Que vous soyez indépendant, PME, start-up ou société avec des salariés, ce guide vous explique comment souscrire correctement une assurance accident en Suisse, éviter les erreurs fréquentes, et optimiser vos coûts tout en restant parfaitement conforme à la loi.
Ce guide détaille les obligations légales LAA, la différence employés AVS/non-AVS, le rôle de l’AAC, les démarches (inscription via SUVA ou EasyGov), un comparatif SUVA/AXA/Helsana/Swica, des exemples pratiques et une FAQ.
La Loi sur l’assurance-accidents (LAA) impose à l’employeur de couvrir tous les collaborateurs salariés pour les accidents professionnels et maladies professionnelles. L’obligation s’étend aussi aux accidents sur le trajet domicile–travail. Concrètement, chaque entreprise doit souscrire une assurance LAA pour son personnel auprès de la SUVA (Caisse nationale suisse d’assurance en cas d’accidents) ou d’un assureur privé/caisse-maladie agréé. La loi précise les secteurs obligatoirement sous SUVA (par exemple la construction, l’industrie, etc.), tandis que d’autres employeurs peuvent librement choisir leur assureur. Les victimes d’accident non assurées par leur employeur reçoivent tout de même des prestations légales par la « caisse supplétive LAA » (remboursées ensuite à l’employeur défaillant).
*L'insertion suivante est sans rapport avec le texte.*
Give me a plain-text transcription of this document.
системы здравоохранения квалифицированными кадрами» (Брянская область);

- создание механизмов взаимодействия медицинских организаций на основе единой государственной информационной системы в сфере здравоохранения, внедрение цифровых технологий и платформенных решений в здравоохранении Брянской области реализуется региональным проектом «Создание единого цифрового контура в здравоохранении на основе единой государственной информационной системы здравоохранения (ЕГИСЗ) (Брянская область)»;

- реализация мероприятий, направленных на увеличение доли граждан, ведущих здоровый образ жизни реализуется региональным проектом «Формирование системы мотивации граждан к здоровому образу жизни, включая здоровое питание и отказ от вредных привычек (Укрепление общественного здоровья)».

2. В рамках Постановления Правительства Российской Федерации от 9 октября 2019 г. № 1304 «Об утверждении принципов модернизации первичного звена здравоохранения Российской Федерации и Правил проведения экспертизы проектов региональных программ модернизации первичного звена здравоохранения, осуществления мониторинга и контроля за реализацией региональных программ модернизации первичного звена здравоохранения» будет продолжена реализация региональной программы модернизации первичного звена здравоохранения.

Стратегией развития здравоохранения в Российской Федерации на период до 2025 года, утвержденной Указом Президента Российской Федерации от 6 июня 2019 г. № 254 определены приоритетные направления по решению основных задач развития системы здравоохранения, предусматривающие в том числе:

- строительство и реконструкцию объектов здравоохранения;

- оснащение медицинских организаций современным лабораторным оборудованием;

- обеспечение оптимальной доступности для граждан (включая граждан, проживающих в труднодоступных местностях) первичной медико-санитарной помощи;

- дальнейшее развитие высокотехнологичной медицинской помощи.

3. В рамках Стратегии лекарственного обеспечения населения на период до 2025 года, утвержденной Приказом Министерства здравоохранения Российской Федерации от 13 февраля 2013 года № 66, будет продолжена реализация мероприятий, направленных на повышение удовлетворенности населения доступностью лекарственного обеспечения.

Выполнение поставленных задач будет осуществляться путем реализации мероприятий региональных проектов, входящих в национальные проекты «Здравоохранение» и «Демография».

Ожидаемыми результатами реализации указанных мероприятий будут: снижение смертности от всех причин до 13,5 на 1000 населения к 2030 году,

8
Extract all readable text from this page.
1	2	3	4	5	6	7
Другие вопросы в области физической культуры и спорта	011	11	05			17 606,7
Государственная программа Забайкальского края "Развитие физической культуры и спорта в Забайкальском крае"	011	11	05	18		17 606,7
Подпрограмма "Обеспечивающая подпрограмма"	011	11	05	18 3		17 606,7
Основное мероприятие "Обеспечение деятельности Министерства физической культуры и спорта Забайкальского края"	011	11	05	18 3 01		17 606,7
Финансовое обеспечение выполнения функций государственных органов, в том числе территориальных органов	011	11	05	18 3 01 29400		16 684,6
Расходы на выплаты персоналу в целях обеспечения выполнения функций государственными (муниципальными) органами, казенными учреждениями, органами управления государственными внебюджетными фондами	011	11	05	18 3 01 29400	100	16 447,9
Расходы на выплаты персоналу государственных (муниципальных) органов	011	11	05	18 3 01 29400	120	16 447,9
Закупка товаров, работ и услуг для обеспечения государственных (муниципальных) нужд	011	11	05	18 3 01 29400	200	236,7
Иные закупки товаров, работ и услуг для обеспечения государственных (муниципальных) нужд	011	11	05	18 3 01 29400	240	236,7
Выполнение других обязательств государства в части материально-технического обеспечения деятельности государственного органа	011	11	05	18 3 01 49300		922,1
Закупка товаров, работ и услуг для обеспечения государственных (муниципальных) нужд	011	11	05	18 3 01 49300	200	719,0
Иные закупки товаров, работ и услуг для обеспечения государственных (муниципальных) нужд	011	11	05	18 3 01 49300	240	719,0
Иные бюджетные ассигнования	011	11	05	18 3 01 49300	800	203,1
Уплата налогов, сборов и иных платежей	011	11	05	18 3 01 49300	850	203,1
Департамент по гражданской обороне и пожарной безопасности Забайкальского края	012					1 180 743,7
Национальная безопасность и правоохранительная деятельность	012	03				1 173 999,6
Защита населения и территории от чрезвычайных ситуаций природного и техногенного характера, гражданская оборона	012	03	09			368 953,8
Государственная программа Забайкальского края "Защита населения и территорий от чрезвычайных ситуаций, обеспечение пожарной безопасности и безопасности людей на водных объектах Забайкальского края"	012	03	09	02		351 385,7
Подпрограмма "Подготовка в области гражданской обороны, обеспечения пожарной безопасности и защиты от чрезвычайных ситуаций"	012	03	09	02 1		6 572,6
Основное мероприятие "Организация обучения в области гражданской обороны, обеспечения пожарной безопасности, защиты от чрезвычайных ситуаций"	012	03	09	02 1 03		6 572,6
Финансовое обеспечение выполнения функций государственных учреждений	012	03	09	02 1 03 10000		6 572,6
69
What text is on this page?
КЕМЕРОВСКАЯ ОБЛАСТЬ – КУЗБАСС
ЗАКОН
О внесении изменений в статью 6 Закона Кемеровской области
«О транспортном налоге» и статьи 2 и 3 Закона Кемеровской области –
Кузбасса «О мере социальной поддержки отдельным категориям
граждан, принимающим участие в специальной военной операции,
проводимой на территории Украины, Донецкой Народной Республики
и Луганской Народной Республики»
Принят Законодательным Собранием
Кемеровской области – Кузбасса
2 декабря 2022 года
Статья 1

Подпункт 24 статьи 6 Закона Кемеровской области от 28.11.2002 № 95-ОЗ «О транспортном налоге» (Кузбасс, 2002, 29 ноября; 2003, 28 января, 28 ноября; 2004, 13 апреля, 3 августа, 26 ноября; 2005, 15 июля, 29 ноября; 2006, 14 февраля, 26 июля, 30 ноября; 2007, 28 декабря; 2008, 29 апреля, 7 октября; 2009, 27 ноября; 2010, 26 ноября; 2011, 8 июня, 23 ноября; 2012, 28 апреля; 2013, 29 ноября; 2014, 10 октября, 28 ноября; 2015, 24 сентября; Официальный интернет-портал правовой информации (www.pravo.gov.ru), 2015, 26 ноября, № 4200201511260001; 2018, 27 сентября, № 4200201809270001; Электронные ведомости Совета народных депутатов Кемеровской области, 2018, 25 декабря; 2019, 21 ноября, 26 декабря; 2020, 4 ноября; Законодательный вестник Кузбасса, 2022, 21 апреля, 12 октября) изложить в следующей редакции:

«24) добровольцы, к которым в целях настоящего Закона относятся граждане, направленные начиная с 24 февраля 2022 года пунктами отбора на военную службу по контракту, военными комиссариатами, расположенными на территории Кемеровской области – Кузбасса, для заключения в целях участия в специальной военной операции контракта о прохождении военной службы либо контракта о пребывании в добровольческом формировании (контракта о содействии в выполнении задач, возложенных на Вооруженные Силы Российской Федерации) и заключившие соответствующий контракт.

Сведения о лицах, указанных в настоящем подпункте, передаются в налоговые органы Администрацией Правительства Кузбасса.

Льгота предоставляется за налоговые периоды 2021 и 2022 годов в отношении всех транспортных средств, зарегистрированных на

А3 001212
Tous les salariés effectuant au moins 8 heures par semaine pour le même employeur sont assurés par la LAA contre les accidents professionnels ET non-professionnels. Les salariés travaillant moins de 8 h/semaine ne sont assurés obligatoirement que pour les accidents professionnels. Dans ce dernier cas, pour les accidents de la vie privée, le salarié relève de l’assurance-maladie LAMal et paie franchise et quote-part. En pratique, on conseille souvent à l’employeur de vérifier cette situation et, en cas de « trous » de couverture (petits emplois cumulés, changement de taux d’activité), de ne pas « supprimer » l’option accidents de la LAMal des salariéS.
Les prestations légales obligatoires de la LAA sont identiques chez tous les assureurs : prise en charge à 100 % des soins médicaux liés à l’accident, 80 % du salaire assuré (jusqu’à un gain annuel de 148 200 CHF) à partir du 3ᵉ jour en cas d’incapacité, rentes pour invalidité ou survivants, etc.. L’employeur doit assumer la totalité de ces primes légales (accidents professionnels inclus), tandis que la partie salariale pour les accidents non professionnels (≥8 h) est prélevée sur le salaire du collaborateur.
On entend souvent « salariés AVS » pour désigner ceux entrant dans le régime obligatoire (plus de 8 h/semaine ou revenus > seuil AVS). En clair, tout salarié assujetti à l’AVS (vieillesse) doit être assuré LAA par l’employeu. Les personnes indépendantes et les dirigeants de PME (actions ou SARL) ne sont pas obligés d’adhérer à l’assurance-accidents, bien qu’ils puissent le faire volontairement. Par exemple, un chef d’entreprise suisse peut souscrire facultativement une assurance LAA pour lui-même et/ou un AAC pour couvrir son revenu supérieur à 148 200 CHF. Les collaborateurs à très faible temps (mini-jobs <8 h) ne paient pas d’AVS mais peuvent être couverts en accidents professionnels. Ces mini-salariés n’ont pas l’obligation LAA pour les accidents privés, ce qui signifie que, faute d’assurance complémentaire, leurs accidents de loisir (loisirs, domicile) seront pris en charge par leur LAMal (avec franchise et quote-part).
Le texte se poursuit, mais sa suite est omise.